[llvm-dev] RFC: [DebugInfo] Improving Debug Information in LLVM to Recover Optimized-out Function Parameters

Fri Feb 8 07:14:28 PST 2019

It's fantastic to see this happening! It'll be really nice to start
seeing some DWARF 5 feature work (as opposed to the infrastructure
stuff, which has its own benefits but doesn't help the end-user's
debugging experience).  A couple of questions below.
--paulr

> -----Original Message-----
> From: llvm-dev [mailto:llvm-dev-bounces at lists.llvm.org] On Behalf Of
> Ananthakrishna Sowda (asowda) via llvm-dev
> Sent: Thursday, February 07, 2019 9:32 PM
> To: Adrian Prantl
> Cc: llvm-dev at lists.llvm.org
> Subject: Re: [llvm-dev] RFC: [DebugInfo] Improving Debug Information in
> LLVM to Recover Optimized-out Function Parameters
> 
> Thank you for your interest and comments!

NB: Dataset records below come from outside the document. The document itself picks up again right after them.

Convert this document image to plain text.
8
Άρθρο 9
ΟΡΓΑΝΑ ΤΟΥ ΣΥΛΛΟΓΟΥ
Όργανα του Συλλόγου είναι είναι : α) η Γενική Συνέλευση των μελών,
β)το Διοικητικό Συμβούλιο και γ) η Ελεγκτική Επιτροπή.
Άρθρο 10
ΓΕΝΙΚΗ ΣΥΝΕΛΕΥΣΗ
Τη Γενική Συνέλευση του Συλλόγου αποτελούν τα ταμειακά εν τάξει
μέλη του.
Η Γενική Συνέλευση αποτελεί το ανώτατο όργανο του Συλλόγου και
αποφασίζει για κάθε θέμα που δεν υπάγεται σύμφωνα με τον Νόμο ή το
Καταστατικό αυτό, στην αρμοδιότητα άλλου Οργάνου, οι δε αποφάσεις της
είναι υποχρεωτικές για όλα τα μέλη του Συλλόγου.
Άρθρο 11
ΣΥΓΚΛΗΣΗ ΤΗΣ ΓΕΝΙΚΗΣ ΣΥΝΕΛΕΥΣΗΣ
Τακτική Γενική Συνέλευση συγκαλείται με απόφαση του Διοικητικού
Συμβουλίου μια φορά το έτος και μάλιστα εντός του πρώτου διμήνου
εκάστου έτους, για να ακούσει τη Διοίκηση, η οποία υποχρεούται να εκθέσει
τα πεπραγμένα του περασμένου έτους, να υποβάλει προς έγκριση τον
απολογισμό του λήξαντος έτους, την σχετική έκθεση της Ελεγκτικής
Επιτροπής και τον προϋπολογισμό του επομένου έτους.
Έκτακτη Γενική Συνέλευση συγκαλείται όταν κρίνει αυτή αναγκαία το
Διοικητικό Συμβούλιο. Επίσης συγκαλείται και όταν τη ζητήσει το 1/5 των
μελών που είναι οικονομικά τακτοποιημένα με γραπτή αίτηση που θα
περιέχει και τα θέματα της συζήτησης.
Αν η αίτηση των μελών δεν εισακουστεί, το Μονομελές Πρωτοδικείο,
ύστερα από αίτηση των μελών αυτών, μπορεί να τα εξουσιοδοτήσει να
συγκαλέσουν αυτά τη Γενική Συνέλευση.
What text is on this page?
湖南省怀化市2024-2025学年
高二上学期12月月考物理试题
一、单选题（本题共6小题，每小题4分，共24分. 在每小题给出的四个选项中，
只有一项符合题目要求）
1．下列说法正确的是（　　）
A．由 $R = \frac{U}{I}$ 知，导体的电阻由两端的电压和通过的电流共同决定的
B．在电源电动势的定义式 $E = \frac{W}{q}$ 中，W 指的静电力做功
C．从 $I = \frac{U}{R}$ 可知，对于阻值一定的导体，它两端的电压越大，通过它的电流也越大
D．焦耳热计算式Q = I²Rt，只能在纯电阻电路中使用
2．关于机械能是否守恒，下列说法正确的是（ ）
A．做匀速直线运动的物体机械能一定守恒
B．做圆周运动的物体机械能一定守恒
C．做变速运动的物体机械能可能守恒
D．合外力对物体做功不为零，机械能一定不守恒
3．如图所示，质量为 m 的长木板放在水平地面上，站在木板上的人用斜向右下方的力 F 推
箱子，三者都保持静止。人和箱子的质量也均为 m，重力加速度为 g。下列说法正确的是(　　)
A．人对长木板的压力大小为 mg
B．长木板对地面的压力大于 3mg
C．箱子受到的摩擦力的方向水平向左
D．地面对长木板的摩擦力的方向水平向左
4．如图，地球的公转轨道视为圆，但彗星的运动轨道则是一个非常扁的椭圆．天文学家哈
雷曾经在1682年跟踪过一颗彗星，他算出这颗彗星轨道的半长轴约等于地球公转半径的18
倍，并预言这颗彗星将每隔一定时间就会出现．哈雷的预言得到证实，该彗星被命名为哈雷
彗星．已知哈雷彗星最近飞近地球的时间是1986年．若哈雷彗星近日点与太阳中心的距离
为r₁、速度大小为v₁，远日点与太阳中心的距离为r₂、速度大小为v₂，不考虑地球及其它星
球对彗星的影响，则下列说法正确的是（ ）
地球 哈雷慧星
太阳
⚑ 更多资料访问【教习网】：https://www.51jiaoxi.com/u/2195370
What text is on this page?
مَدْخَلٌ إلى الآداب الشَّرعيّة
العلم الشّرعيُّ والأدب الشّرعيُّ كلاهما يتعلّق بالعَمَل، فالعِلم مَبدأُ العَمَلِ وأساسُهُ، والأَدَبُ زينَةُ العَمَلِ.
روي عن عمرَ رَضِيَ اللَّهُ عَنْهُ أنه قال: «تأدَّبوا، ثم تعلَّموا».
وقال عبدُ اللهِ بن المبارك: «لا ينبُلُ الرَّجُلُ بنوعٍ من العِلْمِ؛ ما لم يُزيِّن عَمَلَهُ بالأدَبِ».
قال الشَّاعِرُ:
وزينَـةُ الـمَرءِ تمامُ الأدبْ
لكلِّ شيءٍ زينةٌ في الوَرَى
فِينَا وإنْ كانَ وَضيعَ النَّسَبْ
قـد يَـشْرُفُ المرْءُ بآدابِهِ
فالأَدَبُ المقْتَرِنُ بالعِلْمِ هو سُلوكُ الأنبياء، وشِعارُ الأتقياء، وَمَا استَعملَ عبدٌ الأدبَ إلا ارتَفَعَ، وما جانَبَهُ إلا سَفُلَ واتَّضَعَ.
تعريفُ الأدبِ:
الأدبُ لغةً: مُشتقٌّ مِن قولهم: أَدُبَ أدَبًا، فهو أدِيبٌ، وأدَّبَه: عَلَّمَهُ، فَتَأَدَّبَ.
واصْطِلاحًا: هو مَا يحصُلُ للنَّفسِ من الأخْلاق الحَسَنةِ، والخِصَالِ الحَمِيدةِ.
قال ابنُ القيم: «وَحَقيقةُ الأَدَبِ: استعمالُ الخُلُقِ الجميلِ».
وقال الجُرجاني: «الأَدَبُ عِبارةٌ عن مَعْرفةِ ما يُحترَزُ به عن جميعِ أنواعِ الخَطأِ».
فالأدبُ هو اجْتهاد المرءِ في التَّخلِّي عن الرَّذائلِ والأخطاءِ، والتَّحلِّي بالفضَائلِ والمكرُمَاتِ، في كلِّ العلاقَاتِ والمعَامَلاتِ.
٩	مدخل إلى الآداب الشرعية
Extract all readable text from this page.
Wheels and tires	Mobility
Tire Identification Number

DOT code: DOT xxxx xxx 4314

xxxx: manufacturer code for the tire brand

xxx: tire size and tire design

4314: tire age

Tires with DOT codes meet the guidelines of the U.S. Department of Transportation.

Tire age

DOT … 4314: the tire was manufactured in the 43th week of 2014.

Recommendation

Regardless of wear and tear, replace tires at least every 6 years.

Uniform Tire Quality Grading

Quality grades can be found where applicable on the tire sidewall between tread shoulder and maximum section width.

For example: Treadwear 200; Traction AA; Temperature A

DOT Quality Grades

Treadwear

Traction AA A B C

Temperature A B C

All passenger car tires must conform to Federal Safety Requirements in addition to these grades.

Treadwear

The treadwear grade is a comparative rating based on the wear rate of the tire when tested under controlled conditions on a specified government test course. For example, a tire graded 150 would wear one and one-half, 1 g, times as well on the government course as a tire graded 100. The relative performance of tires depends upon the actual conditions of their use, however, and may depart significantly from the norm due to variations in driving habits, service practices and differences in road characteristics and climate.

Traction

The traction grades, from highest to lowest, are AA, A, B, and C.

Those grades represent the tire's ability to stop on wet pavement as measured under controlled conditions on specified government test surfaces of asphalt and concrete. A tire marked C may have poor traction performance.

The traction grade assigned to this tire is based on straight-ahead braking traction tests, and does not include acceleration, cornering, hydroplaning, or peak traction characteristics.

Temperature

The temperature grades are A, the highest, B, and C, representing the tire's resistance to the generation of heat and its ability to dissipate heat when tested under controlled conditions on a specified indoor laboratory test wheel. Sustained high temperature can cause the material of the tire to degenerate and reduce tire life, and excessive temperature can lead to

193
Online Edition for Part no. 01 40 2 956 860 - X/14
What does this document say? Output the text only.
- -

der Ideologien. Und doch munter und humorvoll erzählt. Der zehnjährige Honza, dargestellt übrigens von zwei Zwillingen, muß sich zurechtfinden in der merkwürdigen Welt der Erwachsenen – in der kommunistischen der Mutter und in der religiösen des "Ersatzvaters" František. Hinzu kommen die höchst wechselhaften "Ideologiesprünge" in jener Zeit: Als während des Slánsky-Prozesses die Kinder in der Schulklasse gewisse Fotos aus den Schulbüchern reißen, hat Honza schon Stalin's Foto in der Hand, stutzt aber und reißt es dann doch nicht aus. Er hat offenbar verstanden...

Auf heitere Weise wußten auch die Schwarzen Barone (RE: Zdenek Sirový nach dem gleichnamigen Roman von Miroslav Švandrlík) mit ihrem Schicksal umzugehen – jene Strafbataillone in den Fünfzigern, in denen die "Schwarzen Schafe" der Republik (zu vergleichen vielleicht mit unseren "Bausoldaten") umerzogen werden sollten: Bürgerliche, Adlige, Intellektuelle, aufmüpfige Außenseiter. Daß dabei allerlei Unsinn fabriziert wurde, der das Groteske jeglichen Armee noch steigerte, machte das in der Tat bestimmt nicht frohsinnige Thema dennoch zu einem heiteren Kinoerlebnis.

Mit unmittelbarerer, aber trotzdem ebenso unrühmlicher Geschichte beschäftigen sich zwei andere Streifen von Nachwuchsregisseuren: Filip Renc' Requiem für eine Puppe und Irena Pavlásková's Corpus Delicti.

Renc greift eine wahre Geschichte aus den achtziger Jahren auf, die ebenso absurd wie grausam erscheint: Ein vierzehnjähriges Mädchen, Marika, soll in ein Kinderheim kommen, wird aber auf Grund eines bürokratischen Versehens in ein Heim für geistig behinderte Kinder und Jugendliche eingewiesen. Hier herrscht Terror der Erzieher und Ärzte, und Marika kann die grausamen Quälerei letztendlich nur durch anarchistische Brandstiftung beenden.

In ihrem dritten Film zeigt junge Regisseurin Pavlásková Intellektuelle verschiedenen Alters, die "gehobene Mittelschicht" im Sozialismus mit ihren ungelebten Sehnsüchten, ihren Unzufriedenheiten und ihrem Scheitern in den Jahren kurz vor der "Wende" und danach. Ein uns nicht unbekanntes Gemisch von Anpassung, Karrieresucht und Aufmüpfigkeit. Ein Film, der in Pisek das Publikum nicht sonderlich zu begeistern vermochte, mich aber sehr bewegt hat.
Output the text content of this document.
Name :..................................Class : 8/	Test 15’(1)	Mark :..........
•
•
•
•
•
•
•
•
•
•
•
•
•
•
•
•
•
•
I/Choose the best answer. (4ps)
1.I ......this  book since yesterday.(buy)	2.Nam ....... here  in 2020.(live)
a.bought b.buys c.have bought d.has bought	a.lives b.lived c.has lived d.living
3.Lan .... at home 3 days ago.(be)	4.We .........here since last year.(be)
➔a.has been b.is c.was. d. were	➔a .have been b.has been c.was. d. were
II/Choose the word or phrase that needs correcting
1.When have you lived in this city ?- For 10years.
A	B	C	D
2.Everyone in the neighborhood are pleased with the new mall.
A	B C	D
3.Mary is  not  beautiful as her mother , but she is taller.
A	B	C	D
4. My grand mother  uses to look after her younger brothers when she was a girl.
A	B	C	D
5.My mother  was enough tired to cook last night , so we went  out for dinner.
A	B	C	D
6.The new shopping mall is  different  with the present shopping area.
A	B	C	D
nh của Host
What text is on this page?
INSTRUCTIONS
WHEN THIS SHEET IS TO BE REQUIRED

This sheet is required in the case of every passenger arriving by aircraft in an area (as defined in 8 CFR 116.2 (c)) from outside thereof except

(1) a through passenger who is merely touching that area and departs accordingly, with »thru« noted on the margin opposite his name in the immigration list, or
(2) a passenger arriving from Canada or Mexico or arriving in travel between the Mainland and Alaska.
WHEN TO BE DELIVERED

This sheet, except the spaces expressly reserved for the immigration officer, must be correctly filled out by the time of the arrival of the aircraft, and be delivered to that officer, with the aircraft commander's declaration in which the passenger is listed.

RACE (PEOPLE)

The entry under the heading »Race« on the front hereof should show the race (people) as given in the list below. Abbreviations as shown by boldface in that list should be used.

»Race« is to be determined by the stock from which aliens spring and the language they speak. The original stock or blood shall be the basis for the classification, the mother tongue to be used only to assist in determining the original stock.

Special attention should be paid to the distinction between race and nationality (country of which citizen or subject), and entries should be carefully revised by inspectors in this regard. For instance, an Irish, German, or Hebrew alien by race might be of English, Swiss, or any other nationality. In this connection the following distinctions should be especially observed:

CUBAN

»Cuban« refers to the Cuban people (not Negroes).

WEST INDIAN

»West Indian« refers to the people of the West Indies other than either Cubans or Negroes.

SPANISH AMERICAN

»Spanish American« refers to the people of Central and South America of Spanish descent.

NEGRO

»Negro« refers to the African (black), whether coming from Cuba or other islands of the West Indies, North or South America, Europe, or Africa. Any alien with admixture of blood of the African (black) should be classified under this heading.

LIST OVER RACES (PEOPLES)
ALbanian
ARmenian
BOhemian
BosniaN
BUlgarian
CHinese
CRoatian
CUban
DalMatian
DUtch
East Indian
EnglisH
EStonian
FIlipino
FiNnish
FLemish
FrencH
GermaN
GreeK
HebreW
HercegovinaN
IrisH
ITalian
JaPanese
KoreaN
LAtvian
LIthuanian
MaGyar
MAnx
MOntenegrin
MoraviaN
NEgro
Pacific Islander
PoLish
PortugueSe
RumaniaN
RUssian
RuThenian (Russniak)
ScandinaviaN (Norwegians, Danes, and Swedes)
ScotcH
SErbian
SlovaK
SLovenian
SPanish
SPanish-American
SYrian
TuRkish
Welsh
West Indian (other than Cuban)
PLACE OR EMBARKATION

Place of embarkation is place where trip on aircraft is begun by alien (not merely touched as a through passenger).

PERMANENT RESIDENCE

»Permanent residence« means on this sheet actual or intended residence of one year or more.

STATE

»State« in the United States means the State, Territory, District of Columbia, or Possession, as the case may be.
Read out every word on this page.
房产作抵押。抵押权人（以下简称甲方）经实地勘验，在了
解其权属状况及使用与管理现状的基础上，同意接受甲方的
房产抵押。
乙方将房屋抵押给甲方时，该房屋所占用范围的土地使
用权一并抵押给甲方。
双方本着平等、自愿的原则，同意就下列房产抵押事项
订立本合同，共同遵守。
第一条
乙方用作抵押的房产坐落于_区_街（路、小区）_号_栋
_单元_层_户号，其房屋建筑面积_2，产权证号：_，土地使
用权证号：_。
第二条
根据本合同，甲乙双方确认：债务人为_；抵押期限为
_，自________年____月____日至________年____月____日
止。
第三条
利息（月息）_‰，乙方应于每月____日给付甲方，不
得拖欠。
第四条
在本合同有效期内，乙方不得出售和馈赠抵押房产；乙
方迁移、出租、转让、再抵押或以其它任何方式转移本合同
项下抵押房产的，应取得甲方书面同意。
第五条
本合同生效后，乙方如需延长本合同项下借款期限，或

Please see my responses inline.
> 
> On 2/7/19, 3:17 PM, "aprantl at apple.com on behalf of Adrian Prantl"
> <aprantl at apple.com> wrote:
> 
> 
> 
>     > On Feb 7, 2019, at 1:49 PM, Ananthakrishna Sowda (asowda) via llvm-
> dev <llvm-dev at lists.llvm.org> wrote:
>     >
>     > Hi,
>     > Following is a proposal to improve location coverage for Function
> parameters in LLVM. The patches for review will be posted soon.
>     >
>     > RFC: [DebugInfo] Improving Debug Information in LLVM to Recover
> Optimized-out Function Parameters
>     >
>     > Ananthakrishna Sowda(Cisco), asowda at cisco.com
>     > Nikola Prica (RT-RK/Cisco), nprica at rtrk.com
>     > Djordje Todorovic(RT-RK/Cisco), djtodorovic at rtrk.com
>     > Ivan Baev (Cisco), ibaev at cisco.com
>     >
>     >
>     > Overview of the problem
>     > Software release products are compiled with optimization level –O2
> and higher. Such products might produce a core-file in case of a failure.
> Support engineers usually begin debug analysis by looking at the backtrace
> from a core-file. Unfortunately, many parameters in backtraces are
> reported as optimized out due to variety of reasons. This makes triaging
> the issue and assigning ownership harder due to missing information. It is
> harder for the product team to understand the cause of the failure. In
> summary, we are describing a well-known serviceability problem for
> optimized production code.
>     >
>     > Proposal for solution
>     > Function parameters have a natural fall-back location which is
> parent frame. Debuggers can easily go up a frame in call-chain and
> evaluate any expression. Expert developers can find what values parameters
> had at function entry point by examining disassembly of caller frame at
> that particular function call. With additional call-site information
> produced by compiler, debugger can fully automate this technique. DWARF 5
> specification has new tags and attributes to describe call-site parameter
> information [1][2]. it is already implemented in GCC and GDB since
> 2011[3]. We propose implementing this feature in LLVM to enhance the
> debugging of optimized code experience of LLVM users.
>     >
>     > Prior mention
>     > An initial version of our work was presented as a poster during LLVM
> Developer Meeting, in San Jose, 2018. The feature is now fully implemented
> in internal Clang/LLVM 4.0 version.
>     > We presented a talk on our work at FOSDEM 2019[4].
>     >
> 
>     Thank you for posting this. This looks very interesting! Since your
> proposal has a lot of different components, Sema support,
> DW_AT_call_site_parameter support, DW_OP_entry_value support, it will
> probably be best to split them out into separate reviews, but it's also
> good to discuss the proposal in its entirety first. I have a bunch of
> questions to make sure I fully understand what you are doing.
> 
> Sure, we will post several patches, each as a logical unit.
> 
>     > Implementation notes in Clang and LLVM
>     > On the callee side the only information that we need is whether a
> parameter is never modified in the function. If true then we can use
> parameter’s entry value when we lose track of parameter’s location. As a
> natural way of handling this problem we used Clang’s Sema and its
> constness check to embed this information in variable’s declaration which
> is later used for DILocalVariable construction.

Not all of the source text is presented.